Attaqué par les cerfs, le roi des forêts est à la peine en Suisse. Les prédateurs pourraient venir à son secours.
A l’heure où chacun s’apprête à décorer son sapin – probablement un sapin Nordmann ou un artificiel – les vrais sapins blancs de la forêt ont de grands soucis. L’abondante population d’ongulés sauvages, cerfs et autres chevreuils, est friande de leurs jeunes pousses, au point de menacer sérieusement leur relève naturelle. Mais, comme dans un conte de Noël, c’est le loup, autre roi de ces lieux, qui pourrait venir les sauver en chassant leurs ennemis. «Les prédateurs perturbent les grandes concentrations d’ongulés. L’arrivée du lynx et du loup met la pression sur ce gibier», souligne le Dr. Peter Brang, directeur de recherche à l’Institut fédéral de recherches sur la forêt, la neige et le paysage (WSL)
Situation préoccupante
Le rapport forestier 2015, publié conjointement par l’Office fédéral de l’environnement et WSL, met le doigt sur ce lancinant problème: «L’abroutissement des arbres par les ongulés sauvages est par endroits très préoccupant.» Le Dr. Peter Brang nuance toutefois: «L’impact sur les jeunes plants n’est pas immédiat, mais se fera sentir seulement quelques décennies après.»

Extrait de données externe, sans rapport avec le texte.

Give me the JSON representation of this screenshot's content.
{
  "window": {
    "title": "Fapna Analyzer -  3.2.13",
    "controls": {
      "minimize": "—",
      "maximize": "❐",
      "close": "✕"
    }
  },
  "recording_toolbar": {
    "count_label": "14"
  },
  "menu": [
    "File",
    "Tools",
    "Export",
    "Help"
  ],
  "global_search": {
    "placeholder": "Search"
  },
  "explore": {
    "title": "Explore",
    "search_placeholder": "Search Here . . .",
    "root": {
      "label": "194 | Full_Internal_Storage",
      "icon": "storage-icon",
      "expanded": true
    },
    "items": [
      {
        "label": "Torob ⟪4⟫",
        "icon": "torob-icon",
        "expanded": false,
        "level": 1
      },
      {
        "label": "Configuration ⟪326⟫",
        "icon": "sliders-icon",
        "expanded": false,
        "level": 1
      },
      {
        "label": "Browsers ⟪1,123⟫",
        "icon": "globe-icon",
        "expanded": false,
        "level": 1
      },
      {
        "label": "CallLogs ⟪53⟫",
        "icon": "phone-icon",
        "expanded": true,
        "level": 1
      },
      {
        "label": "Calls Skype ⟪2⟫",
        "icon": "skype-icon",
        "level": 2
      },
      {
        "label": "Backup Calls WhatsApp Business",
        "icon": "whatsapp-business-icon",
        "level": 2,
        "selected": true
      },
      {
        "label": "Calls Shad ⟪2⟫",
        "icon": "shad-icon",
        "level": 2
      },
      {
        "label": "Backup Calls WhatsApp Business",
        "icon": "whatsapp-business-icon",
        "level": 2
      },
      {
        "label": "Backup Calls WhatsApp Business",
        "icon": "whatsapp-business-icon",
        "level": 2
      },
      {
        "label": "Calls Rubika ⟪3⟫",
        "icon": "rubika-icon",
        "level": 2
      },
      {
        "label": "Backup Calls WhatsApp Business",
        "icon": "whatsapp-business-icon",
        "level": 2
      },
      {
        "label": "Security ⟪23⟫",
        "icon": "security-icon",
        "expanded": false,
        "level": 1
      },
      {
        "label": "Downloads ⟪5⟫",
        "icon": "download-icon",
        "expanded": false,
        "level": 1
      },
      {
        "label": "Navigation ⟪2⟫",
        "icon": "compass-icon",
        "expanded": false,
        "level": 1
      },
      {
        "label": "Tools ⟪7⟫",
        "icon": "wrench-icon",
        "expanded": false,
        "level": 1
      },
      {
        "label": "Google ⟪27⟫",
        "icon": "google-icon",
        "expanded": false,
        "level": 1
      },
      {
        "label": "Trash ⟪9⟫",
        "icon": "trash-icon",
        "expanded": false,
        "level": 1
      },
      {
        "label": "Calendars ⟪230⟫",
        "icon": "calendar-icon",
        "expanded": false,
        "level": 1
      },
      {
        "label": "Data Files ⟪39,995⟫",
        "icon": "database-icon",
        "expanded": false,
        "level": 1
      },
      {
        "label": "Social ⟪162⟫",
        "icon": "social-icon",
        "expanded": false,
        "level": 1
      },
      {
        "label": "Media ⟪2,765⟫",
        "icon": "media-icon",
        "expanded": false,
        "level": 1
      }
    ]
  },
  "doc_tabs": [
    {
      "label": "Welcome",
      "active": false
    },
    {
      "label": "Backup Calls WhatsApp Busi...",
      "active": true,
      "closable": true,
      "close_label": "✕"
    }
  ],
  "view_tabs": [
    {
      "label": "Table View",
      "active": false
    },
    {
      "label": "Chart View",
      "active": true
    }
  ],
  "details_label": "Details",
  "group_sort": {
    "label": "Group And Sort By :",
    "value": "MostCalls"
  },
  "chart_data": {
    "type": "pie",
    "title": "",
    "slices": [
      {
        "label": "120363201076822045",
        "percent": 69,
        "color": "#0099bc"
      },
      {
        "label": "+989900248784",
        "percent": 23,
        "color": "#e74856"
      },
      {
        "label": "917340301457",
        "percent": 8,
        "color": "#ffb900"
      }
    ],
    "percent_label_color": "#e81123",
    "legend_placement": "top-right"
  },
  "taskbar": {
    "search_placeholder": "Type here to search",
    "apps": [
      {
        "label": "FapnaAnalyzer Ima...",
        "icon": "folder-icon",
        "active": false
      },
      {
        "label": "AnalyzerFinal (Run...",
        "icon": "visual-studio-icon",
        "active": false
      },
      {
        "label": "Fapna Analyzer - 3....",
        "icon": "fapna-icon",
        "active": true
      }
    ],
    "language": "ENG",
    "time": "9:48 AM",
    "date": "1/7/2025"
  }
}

Ce combat entre la faune et la flore est donc de longue haleine. S’il n’est pas réglé par les prédateurs, il sera arbitré par l’homme: «Encourager la chasse est une mesure importante, relève le Dr. Peter Brang. Une autre est l’amélioration de l’habitat des ongulés, par des interventions en forêt, des coupes pour que la végétation au sol pousse mieux et par un zonage dit de tranquillité.»
Si le chercheur estime que le cerf et ses cousins constituent la principale menace sur l’avenir du sapin blanc, les changements climatiques devraient modifier l’ensemble de la forêt: «On remarque déjà quelques impacts: la mortalité du pin dans le Valais, sur les stations déjà très sèches, ainsi que des attaques intensifiées de bostryches dans le cas de l’épicéa, l’essence la plus importante de la forêt suisse.» Pour les spécialistes de la forêt, les changements climatiques vont très probablement, d’ici 50 à 150 ans, changer les peuplements. Peu à peu les feuillus vont prendre le dessus sur les résineux. C’est déjà le cas depuis quelques années.
Essences à diversifier
Dans cette perspective, «l’avenir du sapin n’est pas clair», observe-t-il. Faudra-t-il le sauver? «Les forestiers essayent de diversifier les essences dans les peuplements, répond-il, pour avoir une «assurance» si une essence dépérit. Normalement, on fait recours au rajeunissement naturel qui est gratuit, et souvent divers en essences. On prend des risques considérables si on se concentre sur une essence seule comme le sapin.»
Oui, mais les autres, selon la chanson, dépouillés de leurs attraits, perdent leur parure… et n’offrent ni bonbons, ni joujoux.